L’ouragan Patricia est le cyclone tropical le plus puissant jamais observé dans l’hémisphère occidental et le plus fort à l’échelle mondiale en termes de vents maximum. Toutefois, là ne sont pas les seules caractéristiques étonnantes de cet ouragan. En effet, les scientifiques ont pour la première fois pu observer un flash de rayons gamma terrestres accompagnés d’un faisceau descendant de positrons au centre d’un cyclone.
Les flashs de rayons gamma terrestres (TGF) correspondent aux rayonnements gamma issus de l’atmosphère terrestre. Ils apparaissent pendant quelques microsecondes (entre 0.2 et 3.5 ms) lors des orages électriques ; jusqu’à un millier de TFG peuvent se produire quotidiennement. Dégageant une énergie pouvant atteindre 20 MeV, ils sont constitués de photons gamma, d’électrons et parfois de positrons de haute énergie. Le mécanisme de formation des TGF est encore mal compris. Les modèles théoriques prédisent que des collisions entre des électrons relativistes et des noyaux d’atomes de l’air produiraient un intense rayonnement gamma par rayonnement continu de freinage (rayonnement électromagnétique produit par le ralentissement de charges électriques).
Ils sont observés pour la première fois en 1991 grâce au détecteur d’impulsions gamma de faible énergie BATSE, du Compton Gamma-Ray Observatory (NASA). Durant les 9 ans d’existence du satellite, les scientifiques détectent 74 TGF ; ce faible nombre s’explique par la résolution temporelle du satellite (trop lente pour des observations microsecondes) et surtout par le fait qu’aucun astronome n’avait pensé à tourner ces instruments vers les orages électriques. Lancé en 2002, le Reuven Ramaty High Energy Solar Spectroscopic Imager (NASA), plus performant, a permis la détection de 499 TGF, avec des énergies comprises entre 10 et 20 MeV.
Les modèles théoriques des TGF prédisent également qu’un faisceau ascendant de positrons (antiparticules de l’électron) devrait être émis vers l’atmosphère lors du flash. L’existence de positrons dégagés par les TGF lors d’orages électriques est confirmée dès 2011 par le Fermi Gamma-ray Space Telescope de la NASA, mais aucun faisceau d’antimatière n’avait été jusqu’alors détecté.
Aujourd’hui, c’est chose faite ; en effet, une équipe américano-britannique de physiciens a pour la première fois réalisé une double observation inédite : un TGF dans l’œil d’un cyclone et un faisceau descendant de positrons provenant de ce TGF. Les résultats ont été publiés dans le Journal of Geophysical Research: Atmospheres.
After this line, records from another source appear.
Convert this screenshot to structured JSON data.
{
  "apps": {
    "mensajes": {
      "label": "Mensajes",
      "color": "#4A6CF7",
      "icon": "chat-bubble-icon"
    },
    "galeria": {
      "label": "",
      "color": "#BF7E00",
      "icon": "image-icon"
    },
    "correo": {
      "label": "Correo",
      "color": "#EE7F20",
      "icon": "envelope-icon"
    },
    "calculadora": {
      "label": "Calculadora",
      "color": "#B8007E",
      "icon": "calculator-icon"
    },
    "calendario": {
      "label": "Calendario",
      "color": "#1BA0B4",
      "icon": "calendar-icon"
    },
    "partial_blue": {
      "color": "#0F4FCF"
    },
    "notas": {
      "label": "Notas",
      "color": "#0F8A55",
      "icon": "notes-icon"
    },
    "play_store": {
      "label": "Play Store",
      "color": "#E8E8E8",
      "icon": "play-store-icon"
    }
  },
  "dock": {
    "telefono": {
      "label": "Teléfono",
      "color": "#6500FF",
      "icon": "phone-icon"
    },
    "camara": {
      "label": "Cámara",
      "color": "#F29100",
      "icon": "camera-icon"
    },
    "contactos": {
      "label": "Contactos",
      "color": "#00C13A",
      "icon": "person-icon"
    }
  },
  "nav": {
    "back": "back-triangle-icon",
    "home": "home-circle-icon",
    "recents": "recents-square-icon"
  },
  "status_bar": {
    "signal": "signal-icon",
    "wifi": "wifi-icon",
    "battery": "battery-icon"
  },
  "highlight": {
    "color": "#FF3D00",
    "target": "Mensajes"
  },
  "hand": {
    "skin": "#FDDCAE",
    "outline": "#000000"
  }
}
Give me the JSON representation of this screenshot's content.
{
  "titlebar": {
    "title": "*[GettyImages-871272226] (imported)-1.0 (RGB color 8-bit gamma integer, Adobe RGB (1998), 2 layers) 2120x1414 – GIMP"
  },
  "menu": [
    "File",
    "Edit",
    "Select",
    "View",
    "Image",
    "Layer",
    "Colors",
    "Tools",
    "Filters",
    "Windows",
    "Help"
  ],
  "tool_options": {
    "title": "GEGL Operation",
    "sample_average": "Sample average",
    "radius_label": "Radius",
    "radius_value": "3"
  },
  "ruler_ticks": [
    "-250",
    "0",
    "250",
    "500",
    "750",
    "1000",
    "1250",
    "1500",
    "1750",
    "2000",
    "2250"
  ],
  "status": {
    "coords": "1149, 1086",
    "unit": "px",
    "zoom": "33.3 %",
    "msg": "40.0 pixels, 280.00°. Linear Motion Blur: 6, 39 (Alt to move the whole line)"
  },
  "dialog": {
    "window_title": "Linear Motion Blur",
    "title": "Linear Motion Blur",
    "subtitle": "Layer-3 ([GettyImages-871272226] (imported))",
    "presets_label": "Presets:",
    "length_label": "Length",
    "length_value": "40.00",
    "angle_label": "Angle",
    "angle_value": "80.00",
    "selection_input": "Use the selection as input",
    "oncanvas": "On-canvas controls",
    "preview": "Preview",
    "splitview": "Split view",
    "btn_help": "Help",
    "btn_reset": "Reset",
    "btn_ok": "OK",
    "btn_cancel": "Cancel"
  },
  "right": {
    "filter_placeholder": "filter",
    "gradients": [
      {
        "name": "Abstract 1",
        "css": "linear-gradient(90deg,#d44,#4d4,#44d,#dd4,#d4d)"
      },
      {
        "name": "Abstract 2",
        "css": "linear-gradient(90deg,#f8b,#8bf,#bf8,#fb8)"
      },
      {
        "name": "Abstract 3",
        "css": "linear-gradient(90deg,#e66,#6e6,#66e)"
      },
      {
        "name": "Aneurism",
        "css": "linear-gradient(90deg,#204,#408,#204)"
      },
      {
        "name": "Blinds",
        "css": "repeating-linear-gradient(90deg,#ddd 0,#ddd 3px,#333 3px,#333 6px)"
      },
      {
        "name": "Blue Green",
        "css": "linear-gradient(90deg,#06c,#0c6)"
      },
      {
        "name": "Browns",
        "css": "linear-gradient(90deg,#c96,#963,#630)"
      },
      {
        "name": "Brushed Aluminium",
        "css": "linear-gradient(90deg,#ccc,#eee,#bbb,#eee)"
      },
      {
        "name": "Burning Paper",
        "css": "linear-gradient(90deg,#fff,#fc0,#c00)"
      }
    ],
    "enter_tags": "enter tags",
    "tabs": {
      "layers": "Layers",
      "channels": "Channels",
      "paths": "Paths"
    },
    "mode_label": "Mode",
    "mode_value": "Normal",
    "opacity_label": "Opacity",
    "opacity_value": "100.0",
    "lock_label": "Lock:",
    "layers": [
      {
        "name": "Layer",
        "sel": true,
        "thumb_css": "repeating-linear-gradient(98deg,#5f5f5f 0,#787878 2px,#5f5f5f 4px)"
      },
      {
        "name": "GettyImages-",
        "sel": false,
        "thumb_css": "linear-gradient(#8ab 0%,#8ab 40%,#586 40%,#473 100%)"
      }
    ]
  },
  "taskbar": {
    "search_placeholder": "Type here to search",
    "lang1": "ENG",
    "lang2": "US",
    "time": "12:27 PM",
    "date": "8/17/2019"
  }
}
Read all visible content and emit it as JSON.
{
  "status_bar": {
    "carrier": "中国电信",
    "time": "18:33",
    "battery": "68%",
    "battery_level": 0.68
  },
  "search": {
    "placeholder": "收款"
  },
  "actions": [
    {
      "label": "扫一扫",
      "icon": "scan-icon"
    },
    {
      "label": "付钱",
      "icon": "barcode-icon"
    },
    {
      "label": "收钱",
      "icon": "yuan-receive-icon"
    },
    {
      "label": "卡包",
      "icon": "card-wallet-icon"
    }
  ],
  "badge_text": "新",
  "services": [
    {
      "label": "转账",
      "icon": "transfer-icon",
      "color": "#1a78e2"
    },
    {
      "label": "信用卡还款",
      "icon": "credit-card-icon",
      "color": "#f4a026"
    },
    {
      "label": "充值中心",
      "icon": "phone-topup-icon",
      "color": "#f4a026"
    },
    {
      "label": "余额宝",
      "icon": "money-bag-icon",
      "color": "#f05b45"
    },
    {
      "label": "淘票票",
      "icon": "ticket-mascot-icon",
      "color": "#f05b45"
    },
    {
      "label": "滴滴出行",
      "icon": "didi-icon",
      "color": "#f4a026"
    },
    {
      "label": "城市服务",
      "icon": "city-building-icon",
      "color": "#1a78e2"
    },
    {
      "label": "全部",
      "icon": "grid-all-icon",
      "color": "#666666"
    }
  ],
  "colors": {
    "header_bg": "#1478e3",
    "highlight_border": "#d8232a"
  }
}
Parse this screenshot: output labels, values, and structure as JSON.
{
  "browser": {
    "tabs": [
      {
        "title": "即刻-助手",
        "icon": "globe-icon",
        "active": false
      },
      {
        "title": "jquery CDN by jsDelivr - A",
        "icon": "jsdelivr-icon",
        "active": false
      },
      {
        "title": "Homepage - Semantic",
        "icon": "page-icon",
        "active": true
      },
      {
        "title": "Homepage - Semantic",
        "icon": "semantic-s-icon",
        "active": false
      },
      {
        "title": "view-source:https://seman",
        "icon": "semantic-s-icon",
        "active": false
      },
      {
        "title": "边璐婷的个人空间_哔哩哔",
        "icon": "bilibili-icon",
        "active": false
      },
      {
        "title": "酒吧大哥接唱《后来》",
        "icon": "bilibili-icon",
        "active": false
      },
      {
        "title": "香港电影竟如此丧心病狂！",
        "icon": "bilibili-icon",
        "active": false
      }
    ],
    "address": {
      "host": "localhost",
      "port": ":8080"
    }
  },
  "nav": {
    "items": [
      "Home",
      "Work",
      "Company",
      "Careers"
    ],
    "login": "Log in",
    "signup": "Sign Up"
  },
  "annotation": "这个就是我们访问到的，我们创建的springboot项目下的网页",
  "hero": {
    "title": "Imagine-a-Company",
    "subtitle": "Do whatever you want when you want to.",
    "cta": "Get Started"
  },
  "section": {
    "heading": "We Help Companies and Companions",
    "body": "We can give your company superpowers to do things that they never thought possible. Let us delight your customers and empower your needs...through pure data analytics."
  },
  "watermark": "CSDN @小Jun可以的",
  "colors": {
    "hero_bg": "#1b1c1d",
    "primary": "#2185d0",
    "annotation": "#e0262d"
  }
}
Pour ce faire, les chercheurs ont étudié le centre de l’ouragan in situ à bord de l’Hurricane Hunter aircraft de la NOAA, et grâce à l’Airborne Detector for Energetic Lightning Emissions (ADELE), qui détecte les rayons X et gamma émis par les positrons descendants. « Il s’agit de la première confirmation des prédictions théoriques, et elle montre que les TGF transpercent l’atmosphère du haut vers le bas via des rayonnements de haute énergie » explique David Smith, physicien à l’université de Santa Cruz. « Cet événement aurait pu être détecté depuis l’espace, comme tous les autres TGF observés, par son faisceau ascendant produit par une avalanche d’électrons. Mais nous l’avons vu d’en bas car, cette fois-ci, le faisceau de positrons a été émis dans la direction opposée ».
Ces résultats devraient aider les chercheurs à détecter plus facilement les TGF dans le futur, en utilisant des instruments terrestres. « Nous l’avons détecté à une altitude de 2.5 km, mais j’estime que nos instruments auraient très bien pu l’observer à 1.5 km. C’est l’altitude de Denver, donc il y a de nombreux endroits où vous pourriez observer des TGF si vous possédez un instrument au bon endroit et au bon moment, pendant un orage électrique » explique Smith.
Lors d’orages plus récents, des scientifiques de la JAXA (agence spatiale japonaise) ont détecté des faisceaux de positrons similaires. Malgré ces observations, un long travail attend encore les physiciens pour comprendre le mécanisme de formation exact des flashs de rayons gamma terrestres et les conditions spécifiques produisant un faisceau descendant de positrons, alors que les électrons possèdent un mouvement ascendant.